Non è una trasformazione della pelle, che subisce una crescita repentina di peluria e artigli affilati. È un semplice cambio di vestiti. Un “voltapelle”, dunque.

Credo sia un lupo mannaro

Il racconto di Nicerote costituisce la prima testimonianza letteraria di un caso di licantropia, sebbene essa compaia ben prima del nostro Gaio Petronio.

Effettivamente, di mutaforma si parla nel famoso mito di Licaone, il sovrano empio trasformato in lupo da Zeus, inorridito dalle nefandezze del re di Arcadia. Le feste in onore di Zeus quivi celebrate erano infatti chiamate Licee, dal nome λύκος (lupo), una delle molteplici forme assunte dal Cronide.

In Grecia pare che la figura del lupo fosse radicata all’interno dei culti locali. Non molto lontano, in Acarnania, il nonno di Odisseo, il famoso Autolico (da αὐτός «stesso» e λύκος «lupo»), era un famoso ladro di bestiame, reso  infallibile da suo padre Ermes.

In diverse situazioni Autolico ruba il bestiame altrui, appropriandosi di quell’istinto predatore tipico dei lupi che attaccano un gregge. Egli preda gli animali proprio come farebbe un lupo, quindi egli stesso è un lupo. Forse è proprio quello che avranno pensato i suoi contemporanei.

Altri elementi di teriantropia, termine indicante l’assunzione di caratteristiche animali da parte di esseri umani, di cui branca è la licantropia, possono essere rintracciati in Aita, o Eita, il dio etrusco dell’oltretomba, che si veste di pelle di lupo, assumendone le forme.

 

La trasformazione di Licaone, di Hendrick Goltzius Un caso di licantropia dei miti classici
La trasformazione di Licaone, di Hendrick Goltzius. Un caso di licantropia nei miti classici

Il lupo della porta accanto

A lungo si è ritenuto che il licantropo fosse un prodotto della fobia cristiana verso i guerrieri pagani, che i barbari coperti di pelli di lupo (gli úlfheðnar sopra citati ne sono un esempio) incutessero così tanto terrore ai monaci cattolici a tal punto da ritenerli un tutt’uno con l’animale totemico.

Eppure, come abbiamo visto, la concezione del mutaforma è già insita nella cultura europea antica, perciò quella descritta dai monaci cristiani ne è soltanto l’evoluzione.

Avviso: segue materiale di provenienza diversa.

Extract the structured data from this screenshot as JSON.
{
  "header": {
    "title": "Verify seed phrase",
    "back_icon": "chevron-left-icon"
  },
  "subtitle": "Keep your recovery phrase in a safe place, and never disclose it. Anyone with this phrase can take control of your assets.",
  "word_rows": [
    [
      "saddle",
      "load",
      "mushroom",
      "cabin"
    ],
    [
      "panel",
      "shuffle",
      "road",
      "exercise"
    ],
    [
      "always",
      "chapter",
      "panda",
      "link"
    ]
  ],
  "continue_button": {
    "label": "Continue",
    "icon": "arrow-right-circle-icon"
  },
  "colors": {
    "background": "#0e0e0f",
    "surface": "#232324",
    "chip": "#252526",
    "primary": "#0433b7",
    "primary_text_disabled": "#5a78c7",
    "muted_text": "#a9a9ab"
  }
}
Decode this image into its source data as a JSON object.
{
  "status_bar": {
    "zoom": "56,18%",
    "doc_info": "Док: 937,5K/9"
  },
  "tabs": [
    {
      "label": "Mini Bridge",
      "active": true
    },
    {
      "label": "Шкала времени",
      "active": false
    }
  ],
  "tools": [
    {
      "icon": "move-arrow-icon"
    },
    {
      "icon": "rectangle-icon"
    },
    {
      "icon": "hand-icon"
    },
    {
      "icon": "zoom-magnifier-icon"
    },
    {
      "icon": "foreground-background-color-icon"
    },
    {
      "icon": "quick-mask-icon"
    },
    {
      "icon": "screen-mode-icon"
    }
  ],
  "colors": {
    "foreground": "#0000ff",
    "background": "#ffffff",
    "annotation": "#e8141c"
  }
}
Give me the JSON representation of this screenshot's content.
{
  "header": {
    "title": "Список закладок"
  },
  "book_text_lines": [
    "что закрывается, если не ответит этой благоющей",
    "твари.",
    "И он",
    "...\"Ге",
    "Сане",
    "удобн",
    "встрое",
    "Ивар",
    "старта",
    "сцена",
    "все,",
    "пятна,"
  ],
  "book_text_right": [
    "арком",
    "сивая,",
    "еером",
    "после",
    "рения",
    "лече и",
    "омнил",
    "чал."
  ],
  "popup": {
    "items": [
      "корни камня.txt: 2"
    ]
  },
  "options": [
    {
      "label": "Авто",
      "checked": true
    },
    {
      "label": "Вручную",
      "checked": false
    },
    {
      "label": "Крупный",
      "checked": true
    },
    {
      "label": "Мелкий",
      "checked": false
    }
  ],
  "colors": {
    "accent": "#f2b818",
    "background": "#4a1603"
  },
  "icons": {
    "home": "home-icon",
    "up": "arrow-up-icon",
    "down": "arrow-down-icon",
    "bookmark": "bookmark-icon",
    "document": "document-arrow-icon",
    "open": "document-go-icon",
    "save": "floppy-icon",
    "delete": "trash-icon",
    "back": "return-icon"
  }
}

Un’evoluzione che, in seguito, ha contribuito alla cristallizzazione della figura del licantropo attribuendogli alcune caratteristiche che conosciamo tutti oggigiorno: legame profondo con la luna, ferocità, insaziabile voglia di carne umana, vulnerabilità all’argento, presenza o assenza, a seconda dei casi, della facoltà di intendere e di percepire il mondo come un normale essere umano.

Si badi bene, però, dal giudicare il licantropo una figura folkloristica che appartiene al passato. Nel Medioevo erano scoppiate vere e proprie “epidemie” di licantropia e sebbene questa isteria collettiva sia stata debellata con l’avvento illuminista, questo non significa che sia un lontanissimo ricordo.

Provate a chiedere ai vostri genitori, o ai vostri nonni, se conoscono qualche caso di licantropia. Vi racconteranno, probabilmente, di quando erano piccoli e sentivano un uomo solitario del paese ululare alla luna.

Questo perché la tradizione folkloristica ha consolidato la figura del lupo mannaro a tal punto da essere presente in ogni regione dell’Italia, seppur con nomi diversi. Lupunaru a Palermo, lunaru nel Salento, lupi minari a Forlì.

Questa notte tutte le forze del male vagheranno libere per il mondo e anche i lupi mannari andranno a caccia. Perciò rispolverate quel vecchio set di posate d’argento che vostra nonna, o vostra madre, tiene conservato con tanta cura.

Sia mai che sentiate tanfo di lupo dietro la vostra porta.